“Suara apa itu?” gumam Meranti yang berada paling dekat dengan kawah Gunung Marapi dalam jarak 500 meter, sambil mendongak menatap ke langit. Ia pikir ada pesawat yang terbang di atas kepala.
“Mera, menjauh dari kawah!” teriak Dika, ketua rombongan dari kampus.
Tak berselang lama, dari lubang kawah menyembur batu-batu panas sebesar tinju orang dewasa.
Para pendaki yang beberapa sedang berada di Tugu Abel—sekitar 700 meter dari Puncak Merpati atau kawah, sontak mencari tempat untuk berlindung. Dika hendak mengejar Meranti yang sendirian berada di posisi paling atas, di antara semua survival yang juga sedang ikut mendaki.

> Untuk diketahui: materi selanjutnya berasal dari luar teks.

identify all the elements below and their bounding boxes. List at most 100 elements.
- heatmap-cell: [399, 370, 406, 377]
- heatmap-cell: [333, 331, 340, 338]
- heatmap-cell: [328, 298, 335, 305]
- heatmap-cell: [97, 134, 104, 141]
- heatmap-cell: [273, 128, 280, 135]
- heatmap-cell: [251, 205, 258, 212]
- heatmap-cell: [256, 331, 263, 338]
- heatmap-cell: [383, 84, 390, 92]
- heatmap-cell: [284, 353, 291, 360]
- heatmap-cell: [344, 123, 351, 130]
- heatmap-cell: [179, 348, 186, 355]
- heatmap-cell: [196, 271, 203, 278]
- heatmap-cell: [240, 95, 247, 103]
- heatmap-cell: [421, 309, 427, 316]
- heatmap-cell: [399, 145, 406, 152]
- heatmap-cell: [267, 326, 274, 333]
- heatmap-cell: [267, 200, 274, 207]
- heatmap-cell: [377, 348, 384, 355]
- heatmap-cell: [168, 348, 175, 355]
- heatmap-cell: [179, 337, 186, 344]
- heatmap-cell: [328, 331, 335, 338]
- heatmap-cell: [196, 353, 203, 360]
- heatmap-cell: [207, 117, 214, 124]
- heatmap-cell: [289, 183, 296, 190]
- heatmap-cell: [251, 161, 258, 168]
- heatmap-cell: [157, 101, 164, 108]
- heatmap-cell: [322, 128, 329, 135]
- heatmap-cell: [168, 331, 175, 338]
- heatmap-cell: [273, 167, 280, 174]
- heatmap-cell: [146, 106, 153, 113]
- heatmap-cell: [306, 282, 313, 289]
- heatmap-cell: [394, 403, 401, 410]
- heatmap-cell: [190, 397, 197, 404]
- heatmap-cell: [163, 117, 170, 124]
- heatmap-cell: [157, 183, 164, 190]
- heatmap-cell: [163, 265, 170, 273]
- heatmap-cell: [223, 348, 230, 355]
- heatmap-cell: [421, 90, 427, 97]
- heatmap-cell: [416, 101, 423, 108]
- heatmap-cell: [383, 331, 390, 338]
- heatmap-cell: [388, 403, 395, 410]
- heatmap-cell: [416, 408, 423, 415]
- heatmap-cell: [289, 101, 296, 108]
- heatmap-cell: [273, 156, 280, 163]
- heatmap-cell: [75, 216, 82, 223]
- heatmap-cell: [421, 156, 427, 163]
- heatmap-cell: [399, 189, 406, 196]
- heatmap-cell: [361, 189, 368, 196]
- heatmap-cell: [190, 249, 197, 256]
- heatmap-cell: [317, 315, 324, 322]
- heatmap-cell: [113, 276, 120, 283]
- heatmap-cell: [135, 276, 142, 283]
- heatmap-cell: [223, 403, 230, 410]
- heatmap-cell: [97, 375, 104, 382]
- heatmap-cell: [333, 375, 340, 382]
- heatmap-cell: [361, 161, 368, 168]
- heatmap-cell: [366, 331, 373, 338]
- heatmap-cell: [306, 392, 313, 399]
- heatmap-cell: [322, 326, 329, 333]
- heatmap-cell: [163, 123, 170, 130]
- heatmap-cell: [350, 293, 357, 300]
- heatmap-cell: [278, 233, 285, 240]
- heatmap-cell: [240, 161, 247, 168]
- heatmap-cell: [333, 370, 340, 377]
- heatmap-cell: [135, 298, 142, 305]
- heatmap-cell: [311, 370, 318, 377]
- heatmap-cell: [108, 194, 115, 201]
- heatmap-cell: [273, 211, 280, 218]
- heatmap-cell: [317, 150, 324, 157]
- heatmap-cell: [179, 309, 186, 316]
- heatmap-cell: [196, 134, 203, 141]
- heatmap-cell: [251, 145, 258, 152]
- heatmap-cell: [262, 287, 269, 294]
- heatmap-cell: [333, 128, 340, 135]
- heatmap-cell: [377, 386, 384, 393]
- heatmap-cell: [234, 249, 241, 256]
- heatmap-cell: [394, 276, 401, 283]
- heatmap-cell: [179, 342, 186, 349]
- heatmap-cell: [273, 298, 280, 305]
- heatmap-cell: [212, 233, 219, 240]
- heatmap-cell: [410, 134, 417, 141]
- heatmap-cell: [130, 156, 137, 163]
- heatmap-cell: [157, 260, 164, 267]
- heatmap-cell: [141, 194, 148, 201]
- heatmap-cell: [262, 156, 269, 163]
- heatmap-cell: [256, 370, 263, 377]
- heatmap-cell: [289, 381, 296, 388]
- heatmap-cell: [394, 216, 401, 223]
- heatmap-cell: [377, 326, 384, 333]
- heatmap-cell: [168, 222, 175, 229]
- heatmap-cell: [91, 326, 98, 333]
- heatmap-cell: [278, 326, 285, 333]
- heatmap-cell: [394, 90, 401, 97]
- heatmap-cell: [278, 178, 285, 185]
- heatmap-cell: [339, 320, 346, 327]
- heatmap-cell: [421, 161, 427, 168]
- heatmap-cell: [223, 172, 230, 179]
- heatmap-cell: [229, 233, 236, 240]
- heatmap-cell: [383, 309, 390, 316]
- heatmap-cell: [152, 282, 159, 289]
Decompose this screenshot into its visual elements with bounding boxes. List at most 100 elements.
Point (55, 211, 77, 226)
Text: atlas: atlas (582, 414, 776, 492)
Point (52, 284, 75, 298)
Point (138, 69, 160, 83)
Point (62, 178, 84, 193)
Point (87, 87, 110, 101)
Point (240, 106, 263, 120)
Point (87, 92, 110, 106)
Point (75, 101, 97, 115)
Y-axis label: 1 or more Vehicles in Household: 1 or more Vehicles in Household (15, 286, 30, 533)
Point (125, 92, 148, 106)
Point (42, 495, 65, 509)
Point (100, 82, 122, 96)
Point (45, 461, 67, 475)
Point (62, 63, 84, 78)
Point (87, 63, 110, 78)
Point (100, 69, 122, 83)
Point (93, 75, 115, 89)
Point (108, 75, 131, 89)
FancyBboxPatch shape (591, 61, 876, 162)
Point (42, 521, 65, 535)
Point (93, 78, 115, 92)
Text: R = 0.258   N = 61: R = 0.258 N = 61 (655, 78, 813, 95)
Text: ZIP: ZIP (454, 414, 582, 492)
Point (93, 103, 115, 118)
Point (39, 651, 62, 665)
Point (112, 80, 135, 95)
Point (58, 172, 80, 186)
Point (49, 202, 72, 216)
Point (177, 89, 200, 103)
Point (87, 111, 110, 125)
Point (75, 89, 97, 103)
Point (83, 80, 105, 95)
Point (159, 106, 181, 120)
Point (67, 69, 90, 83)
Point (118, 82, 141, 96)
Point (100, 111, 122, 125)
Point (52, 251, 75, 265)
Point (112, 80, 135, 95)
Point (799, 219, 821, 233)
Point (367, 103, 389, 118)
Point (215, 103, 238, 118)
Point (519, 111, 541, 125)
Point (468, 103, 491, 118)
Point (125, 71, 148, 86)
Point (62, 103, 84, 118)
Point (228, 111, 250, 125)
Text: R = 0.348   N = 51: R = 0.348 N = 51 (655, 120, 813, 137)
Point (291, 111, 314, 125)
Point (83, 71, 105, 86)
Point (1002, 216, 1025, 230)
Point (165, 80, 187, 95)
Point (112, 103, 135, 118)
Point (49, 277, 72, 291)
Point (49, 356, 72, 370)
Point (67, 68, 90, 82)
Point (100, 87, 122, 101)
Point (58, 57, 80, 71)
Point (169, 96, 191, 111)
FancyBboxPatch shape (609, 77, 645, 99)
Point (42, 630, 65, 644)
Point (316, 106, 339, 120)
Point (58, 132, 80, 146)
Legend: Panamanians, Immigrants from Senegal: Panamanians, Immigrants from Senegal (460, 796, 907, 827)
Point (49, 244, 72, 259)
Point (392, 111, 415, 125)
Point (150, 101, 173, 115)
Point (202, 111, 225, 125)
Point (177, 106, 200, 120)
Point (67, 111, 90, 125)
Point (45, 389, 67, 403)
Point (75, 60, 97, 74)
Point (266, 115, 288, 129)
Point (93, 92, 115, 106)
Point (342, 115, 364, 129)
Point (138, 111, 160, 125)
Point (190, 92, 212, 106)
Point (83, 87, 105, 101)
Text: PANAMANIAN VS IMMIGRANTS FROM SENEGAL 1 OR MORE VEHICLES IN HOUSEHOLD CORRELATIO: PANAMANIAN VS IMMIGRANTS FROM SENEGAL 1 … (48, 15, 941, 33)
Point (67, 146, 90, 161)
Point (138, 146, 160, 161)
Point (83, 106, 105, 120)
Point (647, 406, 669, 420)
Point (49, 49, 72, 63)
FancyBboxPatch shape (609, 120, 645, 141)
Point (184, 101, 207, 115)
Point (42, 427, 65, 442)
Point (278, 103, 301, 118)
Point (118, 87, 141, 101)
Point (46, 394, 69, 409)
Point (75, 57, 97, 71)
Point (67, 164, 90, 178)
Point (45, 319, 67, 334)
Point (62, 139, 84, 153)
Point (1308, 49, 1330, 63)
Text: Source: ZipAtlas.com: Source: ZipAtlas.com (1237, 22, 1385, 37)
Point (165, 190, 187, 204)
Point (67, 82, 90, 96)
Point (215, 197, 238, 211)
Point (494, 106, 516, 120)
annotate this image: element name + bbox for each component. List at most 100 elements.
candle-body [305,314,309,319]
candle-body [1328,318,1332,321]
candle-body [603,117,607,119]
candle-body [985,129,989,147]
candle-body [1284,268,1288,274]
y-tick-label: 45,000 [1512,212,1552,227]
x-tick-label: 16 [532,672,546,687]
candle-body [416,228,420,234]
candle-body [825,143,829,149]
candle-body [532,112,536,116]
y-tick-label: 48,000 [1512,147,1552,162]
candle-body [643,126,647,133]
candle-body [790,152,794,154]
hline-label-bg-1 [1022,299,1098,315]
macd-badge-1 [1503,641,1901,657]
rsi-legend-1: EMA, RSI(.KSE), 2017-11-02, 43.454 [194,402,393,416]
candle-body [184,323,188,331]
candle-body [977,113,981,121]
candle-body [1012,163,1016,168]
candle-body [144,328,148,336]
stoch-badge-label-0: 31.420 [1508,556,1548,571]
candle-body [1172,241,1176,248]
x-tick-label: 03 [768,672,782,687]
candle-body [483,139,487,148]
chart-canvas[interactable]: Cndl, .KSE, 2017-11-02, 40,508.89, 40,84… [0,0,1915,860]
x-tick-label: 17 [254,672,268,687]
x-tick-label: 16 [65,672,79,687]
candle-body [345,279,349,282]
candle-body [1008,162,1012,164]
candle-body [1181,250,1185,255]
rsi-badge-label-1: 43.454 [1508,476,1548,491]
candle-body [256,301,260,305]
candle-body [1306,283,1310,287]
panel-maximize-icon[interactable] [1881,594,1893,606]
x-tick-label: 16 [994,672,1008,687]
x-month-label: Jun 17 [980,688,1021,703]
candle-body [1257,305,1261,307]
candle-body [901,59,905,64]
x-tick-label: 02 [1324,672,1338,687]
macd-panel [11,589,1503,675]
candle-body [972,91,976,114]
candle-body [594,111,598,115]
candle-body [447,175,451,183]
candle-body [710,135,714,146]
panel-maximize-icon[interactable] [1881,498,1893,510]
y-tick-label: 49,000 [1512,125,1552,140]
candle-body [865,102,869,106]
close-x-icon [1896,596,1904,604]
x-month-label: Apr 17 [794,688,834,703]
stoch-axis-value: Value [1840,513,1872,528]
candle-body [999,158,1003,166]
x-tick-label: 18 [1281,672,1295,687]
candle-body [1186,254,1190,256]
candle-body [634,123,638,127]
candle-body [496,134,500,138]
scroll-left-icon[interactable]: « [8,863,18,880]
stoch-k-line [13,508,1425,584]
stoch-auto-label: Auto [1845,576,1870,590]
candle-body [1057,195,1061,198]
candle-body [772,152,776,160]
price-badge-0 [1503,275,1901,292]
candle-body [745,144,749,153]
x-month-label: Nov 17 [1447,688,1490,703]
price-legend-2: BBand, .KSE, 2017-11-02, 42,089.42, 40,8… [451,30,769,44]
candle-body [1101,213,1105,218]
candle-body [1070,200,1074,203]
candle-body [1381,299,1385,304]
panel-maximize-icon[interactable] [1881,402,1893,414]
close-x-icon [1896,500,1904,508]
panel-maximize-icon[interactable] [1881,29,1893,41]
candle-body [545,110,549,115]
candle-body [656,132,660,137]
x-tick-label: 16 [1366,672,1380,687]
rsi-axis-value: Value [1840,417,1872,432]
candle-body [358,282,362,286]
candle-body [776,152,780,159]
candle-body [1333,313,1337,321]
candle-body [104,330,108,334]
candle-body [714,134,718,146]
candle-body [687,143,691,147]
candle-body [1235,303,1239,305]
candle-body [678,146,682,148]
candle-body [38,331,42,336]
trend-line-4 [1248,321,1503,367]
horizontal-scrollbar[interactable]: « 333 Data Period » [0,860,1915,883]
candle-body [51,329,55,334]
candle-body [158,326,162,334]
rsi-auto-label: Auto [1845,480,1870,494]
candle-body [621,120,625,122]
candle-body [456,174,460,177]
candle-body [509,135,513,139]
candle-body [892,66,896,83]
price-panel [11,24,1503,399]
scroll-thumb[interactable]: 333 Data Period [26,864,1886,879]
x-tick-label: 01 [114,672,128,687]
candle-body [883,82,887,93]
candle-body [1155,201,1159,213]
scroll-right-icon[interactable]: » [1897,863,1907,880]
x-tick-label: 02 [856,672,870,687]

Teriakan histeris dan suara takbir menggema memenuhi udara di sekitar puncak Marapi yang berubah tidak ramah lagi mencekam.
“Mera!” Dika berteriak sembari melindungi kepala dengan ransel yang tadi disandang. Jaket gunung pun dipererat guna meminimalisir panas yang terasa. Hujan batu masih terus berlangsung.
“Dika …!” pekik Meranti cemas. Ia terjebak, berusaha mencari perlindungan. Ia terus merangkak dengan menggunakan ransel sebagai pelindung kepala seperti yang dilakukan oleh Dika.
Baru saja hendak mengejar ke arah suara, satu batu menimpa lengan Dika. Disusul batu berikutnya yang menimpa bahu. Reflek tangan pemuda itu menjatuhkan ransel. Di saat bersamaan, batu selanjutnya berhasil menembus kepalanya. Dika tewas seketika.
“Dika!”
Wahyu yang melihat Dika terkapar sembari terus menerima hujan batu mengenai tubuh, tak dapat berbuat apa-apa. Ia berusaha mencari perlindungan sebisa mungkin.